Os perigos das Fake News na era da informação

Enviada em 08/11/2022

O jornalista Gilberto Dimenstein, em sua obra “Cidadão de Papel”, afirmou que a consolidação de uma sociedade democrática exige a garantia dos direitos fundamentais de um povo. Entretanto, ao observar a disseminação de Fake News e seus impactos no tecido social, constata-se que esse direito não tem sido assegurado na prática. Logo, é imprescindível enunciar o aspecto sociocultural e a insuficiência legislativa como pilares fundamentais da chaga.

Em primeira análise, torna-se evidente a influêcia do fator sociocultural. Sob tal perspectiva, é oportuno assinalar que, conforme o pensador Émile Durkheim, a sociedade deve ser analisada de maneira crítica e distanciada do senso comum. Nesse sentido, a proposta do sociólogo pode ser aplicada quando se analisa a tendência da população em acreditar em tudo que está na Internet, muito embora grande parte da informação contida nela seja enganosa. Destarte, discorrer criticamente a problemática é o primeiro passo para um país equânime.
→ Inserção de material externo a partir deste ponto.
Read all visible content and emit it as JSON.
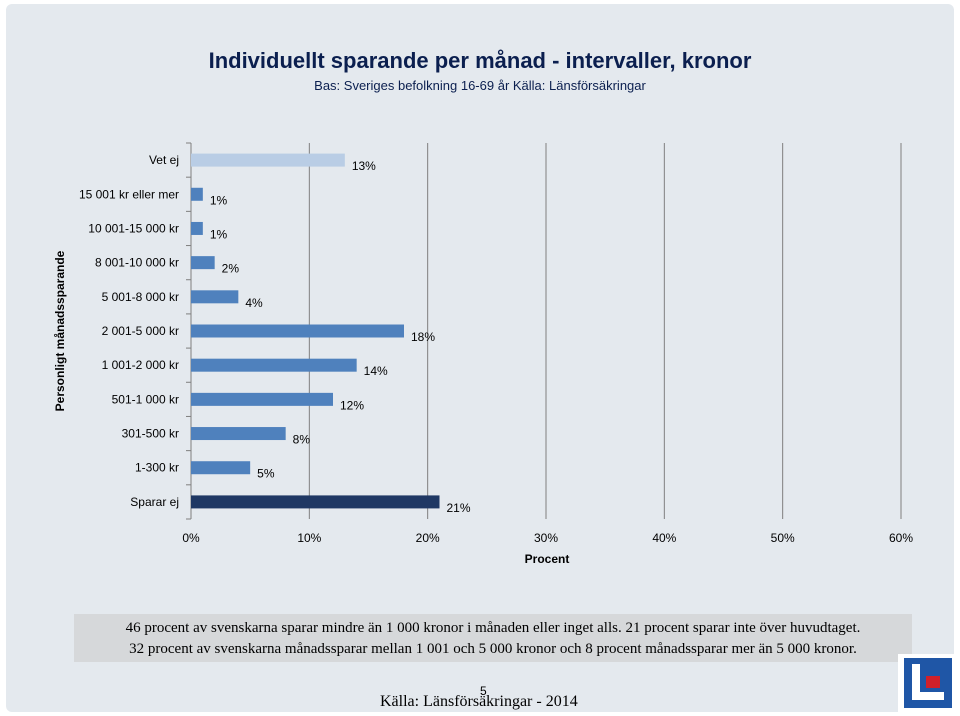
{
  "title": "Individuellt sparande per månad - intervaller, kronor",
  "subtitle": "Bas: Sveriges befolkning 16-69 år Källa: Länsförsäkringar",
  "note_line1": "46 procent av svenskarna sparar mindre än 1 000 kronor i månaden eller inget alls. 21 procent sparar inte över huvudtaget.",
  "note_line2": "32 procent av svenskarna månadssparar mellan 1 001 och 5 000 kronor och 8 procent månadssparar mer än 5 000 kronor.",
  "source": "Källa: Länsförsäkringar - 2014",
  "page_number": "5",
  "logo_icon": "lansforsakringar-logo-icon",
  "colors": {
    "default_bar": "#4f81bd",
    "vet_ej_bar": "#b9cde5",
    "sparar_ej_bar": "#1f3864",
    "grid": "#7f7f7f"
  },
  "chart_data": {
    "type": "bar",
    "orientation": "horizontal",
    "categories": [
      "Vet ej",
      "15 001 kr eller mer",
      "10 001-15 000 kr",
      "8 001-10 000 kr",
      "5 001-8 000 kr",
      "2 001-5 000 kr",
      "1 001-2 000 kr",
      "501-1 000 kr",
      "301-500 kr",
      "1-300 kr",
      "Sparar ej"
    ],
    "values": [
      13,
      1,
      1,
      2,
      4,
      18,
      14,
      12,
      8,
      5,
      21
    ],
    "value_labels": [
      "13%",
      "1%",
      "1%",
      "2%",
      "4%",
      "18%",
      "14%",
      "12%",
      "8%",
      "5%",
      "21%"
    ],
    "xlabel": "Procent",
    "ylabel": "Personligt månadssparande",
    "xlim": [
      0,
      60
    ],
    "xticks": [
      0,
      10,
      20,
      30,
      40,
      50,
      60
    ],
    "xtick_labels": [
      "0%",
      "10%",
      "20%",
      "30%",
      "40%",
      "50%",
      "60%"
    ],
    "grid": "vertical",
    "legend": "none"
  }
}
Ademais, é cabível pontuar que a infeficácia das leis corrobora com a persistência da vicissitude. A esse respeito, o filósofo grego Aristóteles afirmou que o objetivo da política é promover a vida digna dos cidadãos. Nessa lógica, a conjuntura vigente contrasta o ideal aristotélico, posto que as leis presentes são incapazes de impedir o intenso fluxo de notíciais enganosas pelas redes sociais, resultando na mudança da consciência coletiva acerca de temas relevantes, como ocorreu nas eleições americanas de 2016. Assim, medidas precisam ser tomadas pelas autoridades competentes a fito de atenuar o revés.

Infere-se, portanto, que o imbróglio abordado necessita ser solucionado. Logo, a mídia, por intermédio de programas televisivos de grande audiência, deve discutir o assunto com especialistas nessa área, com o objetivo de mostrar as reais consequências do problema e alertar a população a respeito do impasse. Essa medida ocorrerá pela elaboração de um projeto estatal, em parceira com as emissoras de televisão. Em adição, o Congresso Nacional irá formular artigos jurídicos com o propósito de intensificar a punição àqueles que formulem conscientemente Fake News. Feito esses pontos, a sociedade brasileira deixará de ser uma comunidade de papel, como enfatizou Dimenstein.